「ちりとてちん」終わる

 ようこそのお運びで。厚く御礼申し上げます。

 昨日、NHK連続テレビ小説ちりとてちん」が終了した。NHK出版から出ている『ちりとてちん(上)』の帯にはこう書いてある。
《自信なし!特技なし!将来の夢なし!バラ色の未来を妄想しては、現実とのギャップに凹む毎日。そんな悩める“へたれ”な女の子・和田喜代美が、高校卒業を目前に一大決心!故郷の福井・若狭から大阪へと飛び出し、そこで上方落語と出会います。》
 へたれ少女は道に迷いながらも、自分の居場所を見つけて、十数年を経て生きがいとはなんなのかを解明していくという人情ドラマである。

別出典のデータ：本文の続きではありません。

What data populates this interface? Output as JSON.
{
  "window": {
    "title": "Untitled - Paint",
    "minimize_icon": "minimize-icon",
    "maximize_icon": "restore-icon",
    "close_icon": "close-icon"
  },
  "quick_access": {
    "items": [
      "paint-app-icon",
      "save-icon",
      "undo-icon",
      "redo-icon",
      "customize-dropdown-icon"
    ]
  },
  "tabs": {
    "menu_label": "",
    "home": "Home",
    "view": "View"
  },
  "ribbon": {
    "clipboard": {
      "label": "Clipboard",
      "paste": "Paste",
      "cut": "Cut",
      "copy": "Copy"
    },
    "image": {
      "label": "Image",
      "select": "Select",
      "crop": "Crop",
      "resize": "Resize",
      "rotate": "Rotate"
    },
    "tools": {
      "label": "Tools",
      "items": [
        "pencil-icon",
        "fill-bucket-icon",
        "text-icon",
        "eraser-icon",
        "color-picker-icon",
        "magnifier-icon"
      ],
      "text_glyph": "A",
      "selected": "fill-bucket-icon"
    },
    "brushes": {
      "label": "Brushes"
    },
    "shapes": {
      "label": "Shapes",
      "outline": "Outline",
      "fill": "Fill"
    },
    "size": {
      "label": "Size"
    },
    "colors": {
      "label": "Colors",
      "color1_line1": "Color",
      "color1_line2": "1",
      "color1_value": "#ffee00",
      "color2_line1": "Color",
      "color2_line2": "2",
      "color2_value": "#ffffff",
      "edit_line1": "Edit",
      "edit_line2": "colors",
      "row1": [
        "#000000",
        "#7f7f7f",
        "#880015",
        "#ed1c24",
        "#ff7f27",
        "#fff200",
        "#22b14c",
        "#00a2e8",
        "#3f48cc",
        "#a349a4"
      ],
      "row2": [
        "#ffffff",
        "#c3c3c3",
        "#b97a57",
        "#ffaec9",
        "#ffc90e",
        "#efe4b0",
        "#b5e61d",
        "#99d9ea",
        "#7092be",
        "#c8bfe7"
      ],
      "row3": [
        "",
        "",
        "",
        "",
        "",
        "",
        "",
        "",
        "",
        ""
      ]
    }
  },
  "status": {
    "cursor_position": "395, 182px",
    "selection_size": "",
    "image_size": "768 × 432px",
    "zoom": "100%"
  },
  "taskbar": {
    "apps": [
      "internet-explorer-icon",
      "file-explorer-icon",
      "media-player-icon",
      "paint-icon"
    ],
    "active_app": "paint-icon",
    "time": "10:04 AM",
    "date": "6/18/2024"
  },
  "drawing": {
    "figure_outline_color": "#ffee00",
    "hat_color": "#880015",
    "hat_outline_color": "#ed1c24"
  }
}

 久々に面白いテレビ小説だった。BSで午前7時30分から放送されたので、出勤の支度を整えてから観た。あるいは整えながら観て、あわてて出勤すると言うこともあった。
 このドラマ、パート2ができると思う。なにしろキャラクターが揃っている。主人公の喜代美も然りなのだが、その周囲にいる人物がそれぞれ強い個性を持っていて「こいつどんな人生を送ってきたんだろう。この後、どんな人生をおくるのだろう」と思わせるキャラばかりなのじゃ。
 例えば徒然亭四草(つれづれていしいそう)、この男は喜代美が入門した落語家の草若師匠の四番弟子なのだが、冷静で計算高く他者をバカにした言動が目立つというクセ者である。演じた加藤虎ノ介がうまかったせいもあるが、人物に奥行きがあって気になる登場人物に仕上っている。
 京本政樹演じる和田小次郎も面白い。主人公のオジさんという設定で、定職をもたず一攫千金ばかり狙っているプータローだ。喜代美の知人のフリーライターと結婚するのだが、その後も波乱万丈がありそうなキャラである。
 その他にも、居酒屋「寝床」の熊五郎木村祐一)夫婦、草若の一番弟子の草原一家などなど、外伝となりそうな人物が目白押しなのだ。こんなおいしい設定をテレビ局がほっておくわけがないでしょ。